People who say “no” argue that buying a girl a drink, or even offering her one, is a form of supplication. In other words, guys in this cohort believe that intimate, sexual relationships involve two parties: a high-value person and a chaser. Thus, if a guy buys a girl a drink, the chase is over; he’s given himself up too early. When the girl’s desire to chase is prematurely satisfied, the guy’s value and attractiveness diminishes. Apparently, people only like what they can’t have.
But is this how relationships work? Do people stop “chasing” once they’ve been given their “treat?” Should intimate, human interactions even be measured in terms of power—where people only get laid when someone “wins” and the other one “loses?”

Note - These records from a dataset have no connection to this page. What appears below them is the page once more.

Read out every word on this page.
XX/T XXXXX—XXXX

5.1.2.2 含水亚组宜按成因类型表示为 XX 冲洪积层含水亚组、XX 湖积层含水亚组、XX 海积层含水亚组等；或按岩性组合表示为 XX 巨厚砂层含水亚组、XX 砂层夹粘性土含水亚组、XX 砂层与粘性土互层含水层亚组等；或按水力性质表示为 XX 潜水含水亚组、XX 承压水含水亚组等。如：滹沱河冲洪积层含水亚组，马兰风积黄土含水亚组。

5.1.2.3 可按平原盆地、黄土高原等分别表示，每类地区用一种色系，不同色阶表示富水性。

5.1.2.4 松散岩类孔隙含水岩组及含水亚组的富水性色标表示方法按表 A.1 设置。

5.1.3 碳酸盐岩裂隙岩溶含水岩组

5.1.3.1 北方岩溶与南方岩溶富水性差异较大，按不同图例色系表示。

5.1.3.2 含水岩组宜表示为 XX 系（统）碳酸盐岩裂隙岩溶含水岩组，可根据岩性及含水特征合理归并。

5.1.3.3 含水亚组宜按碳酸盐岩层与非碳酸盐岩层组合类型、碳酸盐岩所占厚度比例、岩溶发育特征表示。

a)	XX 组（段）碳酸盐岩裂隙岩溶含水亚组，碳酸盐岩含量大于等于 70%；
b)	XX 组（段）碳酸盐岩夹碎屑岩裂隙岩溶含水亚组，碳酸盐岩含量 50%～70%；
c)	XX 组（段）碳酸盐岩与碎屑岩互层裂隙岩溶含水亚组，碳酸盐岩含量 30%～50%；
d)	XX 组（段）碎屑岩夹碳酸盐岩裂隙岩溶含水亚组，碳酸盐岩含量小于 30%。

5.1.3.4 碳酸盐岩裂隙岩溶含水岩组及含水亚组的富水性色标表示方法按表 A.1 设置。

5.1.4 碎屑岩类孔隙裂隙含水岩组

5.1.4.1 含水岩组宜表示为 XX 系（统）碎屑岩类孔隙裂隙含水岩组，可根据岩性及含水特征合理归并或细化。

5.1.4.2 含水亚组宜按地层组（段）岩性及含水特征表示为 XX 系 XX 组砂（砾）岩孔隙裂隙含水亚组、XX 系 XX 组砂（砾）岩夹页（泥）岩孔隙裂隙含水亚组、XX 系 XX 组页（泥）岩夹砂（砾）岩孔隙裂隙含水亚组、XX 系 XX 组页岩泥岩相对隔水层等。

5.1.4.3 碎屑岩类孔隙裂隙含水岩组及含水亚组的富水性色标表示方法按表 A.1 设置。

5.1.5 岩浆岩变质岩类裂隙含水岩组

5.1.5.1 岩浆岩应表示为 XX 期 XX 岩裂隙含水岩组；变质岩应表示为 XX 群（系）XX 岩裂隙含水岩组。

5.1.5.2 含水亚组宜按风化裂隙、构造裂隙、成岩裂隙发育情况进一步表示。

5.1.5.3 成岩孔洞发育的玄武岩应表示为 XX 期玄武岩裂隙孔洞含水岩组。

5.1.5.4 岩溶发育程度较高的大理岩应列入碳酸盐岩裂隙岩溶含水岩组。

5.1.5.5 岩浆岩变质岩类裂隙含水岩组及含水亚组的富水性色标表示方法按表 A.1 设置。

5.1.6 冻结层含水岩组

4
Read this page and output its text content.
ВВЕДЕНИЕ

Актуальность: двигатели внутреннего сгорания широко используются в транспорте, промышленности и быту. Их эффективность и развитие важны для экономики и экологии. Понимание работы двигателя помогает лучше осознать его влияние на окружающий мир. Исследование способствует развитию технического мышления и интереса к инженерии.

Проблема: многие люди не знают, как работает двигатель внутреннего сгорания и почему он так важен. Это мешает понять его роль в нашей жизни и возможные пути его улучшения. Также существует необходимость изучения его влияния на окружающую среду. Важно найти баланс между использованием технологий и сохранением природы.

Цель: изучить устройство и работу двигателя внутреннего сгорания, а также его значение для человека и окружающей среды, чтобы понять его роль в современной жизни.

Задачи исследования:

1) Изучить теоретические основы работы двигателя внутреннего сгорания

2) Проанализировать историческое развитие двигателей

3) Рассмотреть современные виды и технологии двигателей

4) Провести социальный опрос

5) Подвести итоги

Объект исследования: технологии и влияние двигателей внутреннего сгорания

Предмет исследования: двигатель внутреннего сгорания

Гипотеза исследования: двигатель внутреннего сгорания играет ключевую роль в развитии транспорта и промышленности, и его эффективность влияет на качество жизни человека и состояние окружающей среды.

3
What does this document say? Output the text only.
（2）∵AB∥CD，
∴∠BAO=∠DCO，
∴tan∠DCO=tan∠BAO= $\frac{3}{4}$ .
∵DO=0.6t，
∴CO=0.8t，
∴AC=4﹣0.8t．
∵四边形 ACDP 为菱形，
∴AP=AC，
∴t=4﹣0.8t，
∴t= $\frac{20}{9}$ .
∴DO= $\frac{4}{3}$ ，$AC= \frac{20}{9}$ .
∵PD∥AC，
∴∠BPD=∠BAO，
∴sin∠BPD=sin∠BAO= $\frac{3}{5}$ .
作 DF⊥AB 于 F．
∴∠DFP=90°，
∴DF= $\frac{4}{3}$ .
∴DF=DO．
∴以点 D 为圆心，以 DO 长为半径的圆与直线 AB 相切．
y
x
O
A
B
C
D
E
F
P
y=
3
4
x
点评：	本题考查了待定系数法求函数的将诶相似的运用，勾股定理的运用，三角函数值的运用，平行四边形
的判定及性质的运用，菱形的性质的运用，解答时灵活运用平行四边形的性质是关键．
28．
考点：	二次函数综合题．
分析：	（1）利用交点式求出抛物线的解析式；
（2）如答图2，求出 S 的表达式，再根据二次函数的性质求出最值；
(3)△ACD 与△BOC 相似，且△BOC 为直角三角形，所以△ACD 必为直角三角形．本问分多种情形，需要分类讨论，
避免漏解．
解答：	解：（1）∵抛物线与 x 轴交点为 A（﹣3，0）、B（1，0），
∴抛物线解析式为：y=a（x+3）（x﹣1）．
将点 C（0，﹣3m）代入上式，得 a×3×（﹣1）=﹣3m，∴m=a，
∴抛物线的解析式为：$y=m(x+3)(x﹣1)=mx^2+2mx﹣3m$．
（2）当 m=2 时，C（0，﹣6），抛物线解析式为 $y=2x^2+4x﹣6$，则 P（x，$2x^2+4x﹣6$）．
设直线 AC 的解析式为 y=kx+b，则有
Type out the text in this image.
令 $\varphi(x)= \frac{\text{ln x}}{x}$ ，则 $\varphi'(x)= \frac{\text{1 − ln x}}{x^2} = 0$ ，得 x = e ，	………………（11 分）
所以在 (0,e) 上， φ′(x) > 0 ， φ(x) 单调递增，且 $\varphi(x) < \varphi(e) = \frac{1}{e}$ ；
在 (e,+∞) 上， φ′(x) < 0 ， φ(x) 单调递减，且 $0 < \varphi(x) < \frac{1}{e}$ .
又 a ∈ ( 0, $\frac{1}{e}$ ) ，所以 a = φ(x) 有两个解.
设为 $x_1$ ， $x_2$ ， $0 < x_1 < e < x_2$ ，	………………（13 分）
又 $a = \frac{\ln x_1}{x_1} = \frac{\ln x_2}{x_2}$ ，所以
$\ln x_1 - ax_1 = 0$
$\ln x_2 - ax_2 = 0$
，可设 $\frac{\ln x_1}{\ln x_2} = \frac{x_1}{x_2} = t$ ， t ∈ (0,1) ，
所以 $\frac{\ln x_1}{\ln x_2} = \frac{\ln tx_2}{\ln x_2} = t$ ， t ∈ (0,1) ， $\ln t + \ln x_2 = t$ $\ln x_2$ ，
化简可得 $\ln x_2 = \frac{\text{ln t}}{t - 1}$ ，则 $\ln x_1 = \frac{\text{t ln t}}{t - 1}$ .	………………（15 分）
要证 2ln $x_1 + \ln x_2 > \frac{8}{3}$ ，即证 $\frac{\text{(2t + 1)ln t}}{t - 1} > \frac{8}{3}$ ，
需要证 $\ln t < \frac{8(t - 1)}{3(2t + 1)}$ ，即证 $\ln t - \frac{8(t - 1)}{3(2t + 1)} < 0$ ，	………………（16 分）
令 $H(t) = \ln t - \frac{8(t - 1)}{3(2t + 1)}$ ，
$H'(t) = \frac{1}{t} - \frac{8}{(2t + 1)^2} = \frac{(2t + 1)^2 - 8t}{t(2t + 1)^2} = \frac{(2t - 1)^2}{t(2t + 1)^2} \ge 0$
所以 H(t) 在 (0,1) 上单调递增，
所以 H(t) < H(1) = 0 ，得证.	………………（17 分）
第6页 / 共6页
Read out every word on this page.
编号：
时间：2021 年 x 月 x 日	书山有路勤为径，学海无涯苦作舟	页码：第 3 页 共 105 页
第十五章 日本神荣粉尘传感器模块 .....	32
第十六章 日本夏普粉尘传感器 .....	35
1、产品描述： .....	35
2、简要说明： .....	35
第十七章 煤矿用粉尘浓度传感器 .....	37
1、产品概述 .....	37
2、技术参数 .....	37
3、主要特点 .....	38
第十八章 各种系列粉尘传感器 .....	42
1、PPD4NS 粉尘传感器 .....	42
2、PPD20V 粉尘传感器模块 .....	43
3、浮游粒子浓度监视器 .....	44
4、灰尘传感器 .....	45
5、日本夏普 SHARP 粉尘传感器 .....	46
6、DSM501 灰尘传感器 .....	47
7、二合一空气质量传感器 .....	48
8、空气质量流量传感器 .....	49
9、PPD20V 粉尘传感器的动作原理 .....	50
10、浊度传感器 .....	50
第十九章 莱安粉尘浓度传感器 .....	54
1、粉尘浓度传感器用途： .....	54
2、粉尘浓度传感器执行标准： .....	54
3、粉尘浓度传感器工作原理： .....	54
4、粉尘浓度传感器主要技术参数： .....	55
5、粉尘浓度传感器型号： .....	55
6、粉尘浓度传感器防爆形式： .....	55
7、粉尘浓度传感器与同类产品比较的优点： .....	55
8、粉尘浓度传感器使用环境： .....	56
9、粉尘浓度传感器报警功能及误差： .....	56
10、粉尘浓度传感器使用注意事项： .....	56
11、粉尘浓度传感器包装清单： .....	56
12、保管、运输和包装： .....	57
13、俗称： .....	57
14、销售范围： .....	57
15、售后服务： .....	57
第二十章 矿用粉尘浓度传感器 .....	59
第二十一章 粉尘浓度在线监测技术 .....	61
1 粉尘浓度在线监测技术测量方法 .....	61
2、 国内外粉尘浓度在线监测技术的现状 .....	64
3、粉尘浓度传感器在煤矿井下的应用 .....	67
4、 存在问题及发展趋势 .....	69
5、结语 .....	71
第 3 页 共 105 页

A problem we have with talking to someone we’re attracted to is that we believe there’s a secret guidebook on how to do it properly. Sorry, Barney. But what if conversations, especially flirtatious ones, are not something you “do,” but something you share? From personal experience, when you approach someone with the mindset of “how do I get them to like me,” or “how do I make myself like them,” your ego creates emotional distance and you sabotage your chances of winning your own game.
In buying someone a drink, you’re not “winning” or “losing.” Instead, you’re extending, sharing, and enjoying a verbal and emotional experience with someone who’s equally intrigued by you. However, if you only intend to get the other person drunk so you can escalate physically without their full discretion, then you can buy yourself a second drink, go home, and pleasure yourself.
So, should you buy her a drink?
The right answer depends on the degree of comfort and interest you have in the person you’re talking to. If you’re enjoying light-hearted, humorous conversation, why not get to know them a bit better over a mixed drink? If you don’t feel like extending the interaction, then politely end it and leave whenever you wish.
Most men are willing to spend money for a good time. Yet, when it comes to investing five dollars on conversation, the majority of guys refuse to do so. By saying “no,” we believe that our “unattainability” makes us a magnet to those we wish to attract, never realizing that our unwillingness to “buy more time” with someone we are interested in stems from deep-seated insecurity. We’re scared. We fear giving and not getting. We hate the thought of overtly showing interest and then publicly getting rejected. And this fear of not being accepted isn’t something we should overcome by working out more, trying out a new hairstyle, or buying a cool jacket; rather, this fear should be re-framed.
Whether you’re at the bar, in class, or at the dining hall, your focus shouldn’t be on impressing other people, but getting to know them. It doesn’t take a lot to be interesting, just be interested. Ironically, when you show someone you want nothing from them, and you simply want to learn about who they are, how they think, and where they’re from, they’ll probably end up buying you a drink.